As public companies struggle to craft disclosure in their first Form SD filings due May 31, 2014 (June 2, 2014) consistent with guidance (Guidance) issued on April 29, 2014 by the Securities and Exchange Commission’s (SEC) Director of the Division of Corporation Finance, appellants National Association of Manufacturers, Chamber of Commerce and Business Roundtable (Appellants) filed an emergency motion with the D.C. Circuit Court of Appeals on Monday, May 5, 2014, seeking a complete stay of the SEC’s conflict minerals rule (Rule 13p-1 under the Securities Exchange Act of 1934, as amended). A copy of the Appellants’ motion can be found here.
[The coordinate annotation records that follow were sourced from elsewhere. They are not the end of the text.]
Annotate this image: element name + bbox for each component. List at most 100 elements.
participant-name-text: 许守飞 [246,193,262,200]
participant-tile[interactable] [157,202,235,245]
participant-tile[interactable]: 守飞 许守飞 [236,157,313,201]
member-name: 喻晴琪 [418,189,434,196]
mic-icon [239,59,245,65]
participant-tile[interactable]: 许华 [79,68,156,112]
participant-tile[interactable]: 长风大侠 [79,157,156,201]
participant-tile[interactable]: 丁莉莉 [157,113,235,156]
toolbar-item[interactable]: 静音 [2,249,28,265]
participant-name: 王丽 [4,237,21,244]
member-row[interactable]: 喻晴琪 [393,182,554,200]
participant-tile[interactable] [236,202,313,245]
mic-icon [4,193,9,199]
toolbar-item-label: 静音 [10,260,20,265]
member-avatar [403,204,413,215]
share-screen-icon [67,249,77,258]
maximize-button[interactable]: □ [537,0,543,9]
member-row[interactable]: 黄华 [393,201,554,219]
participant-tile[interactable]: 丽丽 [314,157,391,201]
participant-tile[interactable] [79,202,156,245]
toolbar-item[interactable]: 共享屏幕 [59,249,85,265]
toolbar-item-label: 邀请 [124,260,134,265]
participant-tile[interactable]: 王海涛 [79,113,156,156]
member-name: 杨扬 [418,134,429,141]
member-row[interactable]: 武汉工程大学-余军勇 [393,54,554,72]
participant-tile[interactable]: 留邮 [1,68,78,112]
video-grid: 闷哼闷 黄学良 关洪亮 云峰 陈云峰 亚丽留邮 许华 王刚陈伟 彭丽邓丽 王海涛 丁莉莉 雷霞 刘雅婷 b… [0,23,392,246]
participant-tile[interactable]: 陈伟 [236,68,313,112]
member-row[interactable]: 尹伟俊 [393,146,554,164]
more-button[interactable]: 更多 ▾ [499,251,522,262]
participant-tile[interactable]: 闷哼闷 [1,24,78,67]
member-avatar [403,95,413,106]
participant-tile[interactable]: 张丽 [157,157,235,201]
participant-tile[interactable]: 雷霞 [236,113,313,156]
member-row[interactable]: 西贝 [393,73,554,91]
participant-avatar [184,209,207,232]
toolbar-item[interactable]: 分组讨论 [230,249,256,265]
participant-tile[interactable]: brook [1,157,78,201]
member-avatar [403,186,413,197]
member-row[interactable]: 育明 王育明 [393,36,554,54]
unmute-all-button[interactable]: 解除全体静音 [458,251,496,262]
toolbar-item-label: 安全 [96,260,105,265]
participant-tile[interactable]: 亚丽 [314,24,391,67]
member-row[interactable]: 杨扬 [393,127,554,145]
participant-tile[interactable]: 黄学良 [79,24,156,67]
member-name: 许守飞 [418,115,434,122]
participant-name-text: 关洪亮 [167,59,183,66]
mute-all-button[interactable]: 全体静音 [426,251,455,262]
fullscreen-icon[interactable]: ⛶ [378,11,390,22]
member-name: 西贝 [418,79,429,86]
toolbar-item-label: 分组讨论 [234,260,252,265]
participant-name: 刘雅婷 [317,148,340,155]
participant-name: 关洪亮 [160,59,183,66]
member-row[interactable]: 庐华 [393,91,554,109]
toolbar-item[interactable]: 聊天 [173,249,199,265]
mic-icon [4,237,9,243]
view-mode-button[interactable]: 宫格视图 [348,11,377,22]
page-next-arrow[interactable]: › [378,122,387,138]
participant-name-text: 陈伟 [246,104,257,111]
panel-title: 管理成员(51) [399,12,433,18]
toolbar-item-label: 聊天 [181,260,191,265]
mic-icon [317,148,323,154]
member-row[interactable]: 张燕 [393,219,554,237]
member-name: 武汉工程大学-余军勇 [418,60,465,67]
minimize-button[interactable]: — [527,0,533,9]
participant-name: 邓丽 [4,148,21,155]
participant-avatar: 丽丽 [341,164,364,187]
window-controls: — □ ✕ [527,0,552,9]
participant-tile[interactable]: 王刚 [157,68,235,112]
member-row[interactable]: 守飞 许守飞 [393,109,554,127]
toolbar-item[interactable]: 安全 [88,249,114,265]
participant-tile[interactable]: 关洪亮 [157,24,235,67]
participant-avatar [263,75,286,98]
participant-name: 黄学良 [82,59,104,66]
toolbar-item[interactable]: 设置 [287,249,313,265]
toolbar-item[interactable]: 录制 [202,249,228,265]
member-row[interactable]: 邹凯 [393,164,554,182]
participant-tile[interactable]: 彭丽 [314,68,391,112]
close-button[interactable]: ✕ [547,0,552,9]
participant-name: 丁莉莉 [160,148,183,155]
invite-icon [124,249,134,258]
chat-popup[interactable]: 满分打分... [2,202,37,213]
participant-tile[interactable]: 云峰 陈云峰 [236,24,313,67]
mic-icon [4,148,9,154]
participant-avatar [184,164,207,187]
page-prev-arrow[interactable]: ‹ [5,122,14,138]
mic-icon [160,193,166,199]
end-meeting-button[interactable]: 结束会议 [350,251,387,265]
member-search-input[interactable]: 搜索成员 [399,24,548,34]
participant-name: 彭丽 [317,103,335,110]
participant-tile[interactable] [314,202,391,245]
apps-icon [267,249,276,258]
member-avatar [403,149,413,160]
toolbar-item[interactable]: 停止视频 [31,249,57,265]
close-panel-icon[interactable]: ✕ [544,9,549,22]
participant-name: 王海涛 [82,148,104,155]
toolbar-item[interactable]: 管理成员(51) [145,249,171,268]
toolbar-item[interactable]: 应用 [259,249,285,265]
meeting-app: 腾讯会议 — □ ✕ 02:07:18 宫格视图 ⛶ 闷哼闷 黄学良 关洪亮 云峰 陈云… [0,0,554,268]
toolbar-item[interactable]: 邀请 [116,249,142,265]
The stay is being sought in light of the April 14, 2014 decision of a three-judge panel of the D.C. Circuit Court, which held that a key portion of the conflict minerals Rule violated the First Amendment as “compelled speech.” 
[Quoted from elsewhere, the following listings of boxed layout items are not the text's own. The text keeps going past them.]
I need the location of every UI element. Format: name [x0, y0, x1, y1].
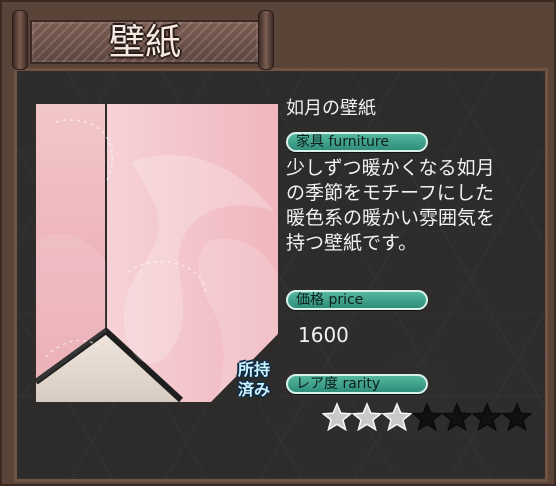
owned-badge-line-1: 所持	[237, 360, 270, 379]
star-empty-icon	[501, 402, 533, 432]
item-name: 如月の壁紙	[286, 98, 376, 119]
description-line: の季節をモチーフにした	[286, 182, 494, 204]
star-empty-icon	[411, 402, 443, 432]
wallpaper-preview	[36, 102, 278, 402]
banner-title: 壁紙	[108, 22, 181, 63]
description-line: 持つ壁紙です。	[286, 232, 418, 254]
rarity-label: レア度 rarity	[296, 376, 381, 392]
type-pill: 家具 furniture	[286, 132, 428, 152]
star-filled-icon	[321, 402, 353, 432]
star-empty-icon	[471, 402, 503, 432]
star-empty-icon	[441, 402, 473, 432]
banner-body: 壁紙	[30, 20, 260, 64]
rarity-stars	[321, 402, 536, 436]
star-filled-icon	[381, 402, 413, 432]
banner-rod-left	[12, 10, 28, 70]
price-pill: 価格 price	[286, 290, 428, 310]
price-value: 1600	[298, 323, 349, 347]
price-label: 価格 price	[296, 292, 364, 308]
owned-badge-line-2: 済み	[237, 380, 270, 399]
type-label: 家具 furniture	[296, 134, 389, 150]
description-line: 少しずつ暖かくなる如月	[286, 157, 495, 179]
star-filled-icon	[351, 402, 383, 432]
furniture-detail-panel: 壁紙 所持 済み 如月の壁紙 家具 furniture 少しずつ暖かくなる如月 …	[0, 0, 556, 486]
description-line: 暖色系の暖かい雰囲気を	[286, 207, 496, 229]
description: 少しずつ暖かくなる如月 の季節をモチーフにした 暖色系の暖かい雰囲気を 持つ壁紙…	[286, 156, 534, 256]
category-banner: 壁紙	[12, 10, 274, 70]
rarity-pill: レア度 rarity	[286, 374, 428, 394]
owned-badge: 所持 済み	[230, 360, 278, 404]
banner-rod-right	[258, 10, 274, 70]
wallpaper-preview-image	[36, 102, 278, 402]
The Appellants have requested an expedited decision from the circuit court by May 26, 2014 (which happens to be the Memorial Day federal holiday), given the upcoming Form SD filing deadline. Opposition briefs are due Friday, May 9th, with the Appellants’ reply brief due on Tuesday, May 13th.

The Appellants argue that if companies cannot be required to state whether their products have not been found to be DRC Conflict Free as the circuit court held, then the SEC’s Guidance requiring companies to comply with the remainder of the Rule, notwithstanding its partial invalidation,  no longer serves any of “the overall goals” of the statute. The Appellants further argue that the compelled disclosure invalidated by the circuit court’s decision was the “entire basis” of the Congressional mandate established under Section 1502 of the Dodd-Frank Act. The Appellants noted that two SEC Commissioners recently published a joint statement advocating a stay of the full conflict minerals reporting requirement.

As we have noted previously, the debate over compliance with the Rule and the upcoming filing deadline will continue right down to the wire. Companies should proceed with evaluation of their diligence results and drafting of their Form SD, keeping in mind the revised disclosure standards set out in the Guidance and noted in our Alert from April 30, 2014. The outcome of the Appellants’ motion, or any further action that may be taken by the respective parties or the circuit court, remains uncertain. We will provide further updates of significant developments in this case as they occur so that companies can plan accordingly.